During his surgery residency, Dr. Steiner completed a two-year clinical research fellowship in surgical oncology at the National Institutes of Health (NIH) and conducted research in epigenetics and gene induction in lung cancer, esophageal cancer, and mesothelioma. His involvement in NIH clinical trials and conducting basic science research with the NIH Thoracic Surgery Division has provided him with the necessary foundation to continue work in elucidating mechanisms of tumor progression and discovery of tumor markers. In the NYU Thoracic Surgery laboratory, he is currently focusing on hypoxia mediated pathways of tumor progression and discovery of tumor prognostic markers in malignant pleural mesothelioma.

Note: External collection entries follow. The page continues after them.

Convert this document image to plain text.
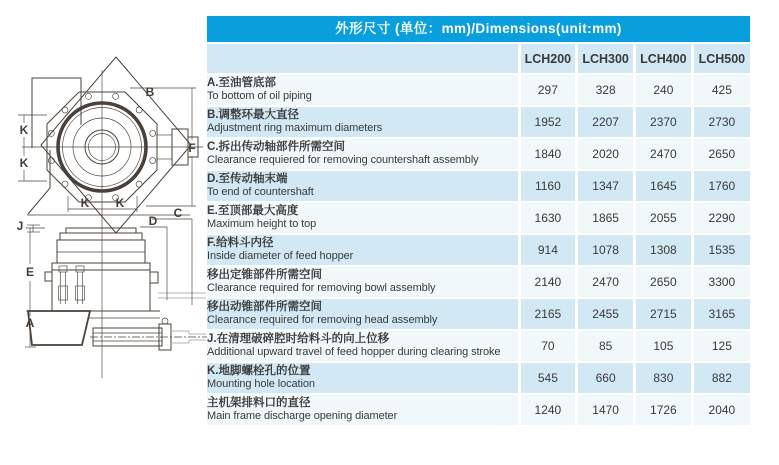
B
K
K
K K
F
C
D
J
E
A
外形尺寸 (单位：mm)/Dimensions(unit:mm)
	LCH200	LCH300	LCH400	LCH500

A.至油管底部
To bottom of oil piping	297	328	240	425

B.调整环最大直径
Adjustment ring maximum diameters	1952	2207	2370	2730

C.拆出传动轴部件所需空间
Clearance requiered for removing countershaft assembly	1840	2020	2470	2650

D.至传动轴末端
To end of countershaft	1160	1347	1645	1760

E.至顶部最大高度
Maximum height to top	1630	1865	2055	2290

F.给料斗内径
Inside diameter of feed hopper	914	1078	1308	1535

移出定锥部件所需空间
Clearance required for removing bowl assembly	2140	2470	2650	3300

移出动锥部件所需空间
Clearance required for removing head assembly	2165	2455	2715	3165

J.在清理破碎腔时给料斗的向上位移
Additional upward travel of feed hopper during clearing stroke	70	85	105	125

K.地脚螺栓孔的位置
Mounting hole location	545	660	830	882

主机架排料口的直径
Main frame discharge opening diameter	1240	1470	1726	2040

Dr. Steiner has been accepted to the NYU Masters Program in Clinical Investigation and will spend his time outside the operating room and research laboratory taking part in seminars that will ultimately prepare him for a career in academic Thoracic Surgery involving translational research. His interest is to conduct basic science research in thoracic malignancies and apply a bench-to-bedside approach using discoveries in the laboratory and applying them in the clinical setting in an effort to conduct clinical trials in thoracic oncology.